Buonicore: O historiador marxista Eric Hobsbawm definiu o bandidismo social como “um dos fenômenos sociais mais universais da História, e um daqueles de mais impressionante uniformidade”. É, justamente, nessa categoria que ele enquadrou os cangaceiros nordestinos. Seu livro, no entanto, parece contestar ambas as opiniões. Fale um pouco sobre isso.

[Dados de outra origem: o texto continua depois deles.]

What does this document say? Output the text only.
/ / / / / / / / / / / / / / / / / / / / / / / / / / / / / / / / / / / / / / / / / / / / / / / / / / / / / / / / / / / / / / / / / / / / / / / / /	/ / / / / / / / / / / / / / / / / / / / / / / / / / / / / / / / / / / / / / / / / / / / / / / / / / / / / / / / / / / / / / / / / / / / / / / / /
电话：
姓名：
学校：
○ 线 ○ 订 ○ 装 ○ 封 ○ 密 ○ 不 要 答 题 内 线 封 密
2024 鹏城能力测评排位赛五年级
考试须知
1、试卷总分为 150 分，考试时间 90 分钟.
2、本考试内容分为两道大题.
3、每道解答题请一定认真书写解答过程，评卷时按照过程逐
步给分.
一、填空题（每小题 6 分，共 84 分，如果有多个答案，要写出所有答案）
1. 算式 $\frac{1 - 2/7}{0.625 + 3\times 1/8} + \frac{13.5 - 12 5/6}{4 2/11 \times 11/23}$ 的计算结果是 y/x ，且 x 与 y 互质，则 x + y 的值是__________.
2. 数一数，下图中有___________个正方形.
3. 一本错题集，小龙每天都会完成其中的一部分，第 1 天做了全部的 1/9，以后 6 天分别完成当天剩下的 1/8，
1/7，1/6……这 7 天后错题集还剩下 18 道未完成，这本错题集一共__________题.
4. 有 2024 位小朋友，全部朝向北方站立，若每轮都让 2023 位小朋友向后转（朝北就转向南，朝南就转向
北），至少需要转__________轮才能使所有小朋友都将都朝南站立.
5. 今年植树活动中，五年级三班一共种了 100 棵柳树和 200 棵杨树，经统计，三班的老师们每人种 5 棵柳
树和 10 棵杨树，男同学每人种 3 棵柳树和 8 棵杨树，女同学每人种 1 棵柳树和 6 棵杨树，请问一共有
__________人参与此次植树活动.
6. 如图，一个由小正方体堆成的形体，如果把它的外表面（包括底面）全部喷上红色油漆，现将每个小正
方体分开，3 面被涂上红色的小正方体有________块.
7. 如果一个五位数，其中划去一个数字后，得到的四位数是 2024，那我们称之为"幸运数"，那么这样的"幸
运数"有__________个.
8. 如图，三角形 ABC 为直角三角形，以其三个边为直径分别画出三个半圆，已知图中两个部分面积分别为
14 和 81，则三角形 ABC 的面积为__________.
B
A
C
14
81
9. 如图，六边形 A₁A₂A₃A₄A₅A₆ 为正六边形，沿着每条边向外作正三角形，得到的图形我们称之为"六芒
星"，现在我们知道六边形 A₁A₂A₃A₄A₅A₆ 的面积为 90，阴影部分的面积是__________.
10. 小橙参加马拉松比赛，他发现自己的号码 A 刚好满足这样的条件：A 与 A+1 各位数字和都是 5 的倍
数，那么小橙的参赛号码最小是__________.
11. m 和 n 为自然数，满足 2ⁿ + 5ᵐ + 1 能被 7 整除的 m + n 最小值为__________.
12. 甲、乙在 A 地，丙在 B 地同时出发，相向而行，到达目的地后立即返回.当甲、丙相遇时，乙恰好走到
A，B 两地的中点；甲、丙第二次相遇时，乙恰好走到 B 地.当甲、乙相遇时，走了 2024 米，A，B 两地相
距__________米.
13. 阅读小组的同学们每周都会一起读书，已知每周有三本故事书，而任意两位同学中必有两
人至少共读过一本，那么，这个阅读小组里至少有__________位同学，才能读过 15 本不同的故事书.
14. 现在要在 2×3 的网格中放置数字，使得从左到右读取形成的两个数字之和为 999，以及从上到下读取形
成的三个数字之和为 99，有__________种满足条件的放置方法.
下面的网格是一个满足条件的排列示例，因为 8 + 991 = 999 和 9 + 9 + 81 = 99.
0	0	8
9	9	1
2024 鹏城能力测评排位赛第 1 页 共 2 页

Pericás: Eric Hobsbawm é, sem dúvida, um historiador respeitável, que produziu uma obra vasta, ao longo de várias décadas. Muitos de seus livros são, certamente, obras de referência. Mas, especificamente em Bandidos, onde ele discute o cangaço, Hobsbawm parece ter exagerado na dose. Ele tenta construir uma teoria geral sobre o “banditismo social” (já esboçada em Rebeldes primitivos, anos antes), comparando uma grande quantidade de casos de banditismo em todo o planeta, baseando-se em grande medida em lendas e no folclore popular, com escasso uso de documentos e uma bibliografia geral bastante limitada. O grande historiador brasileiro Alberto da Costa e Silva certa vez me contou uma história interessante e significativa.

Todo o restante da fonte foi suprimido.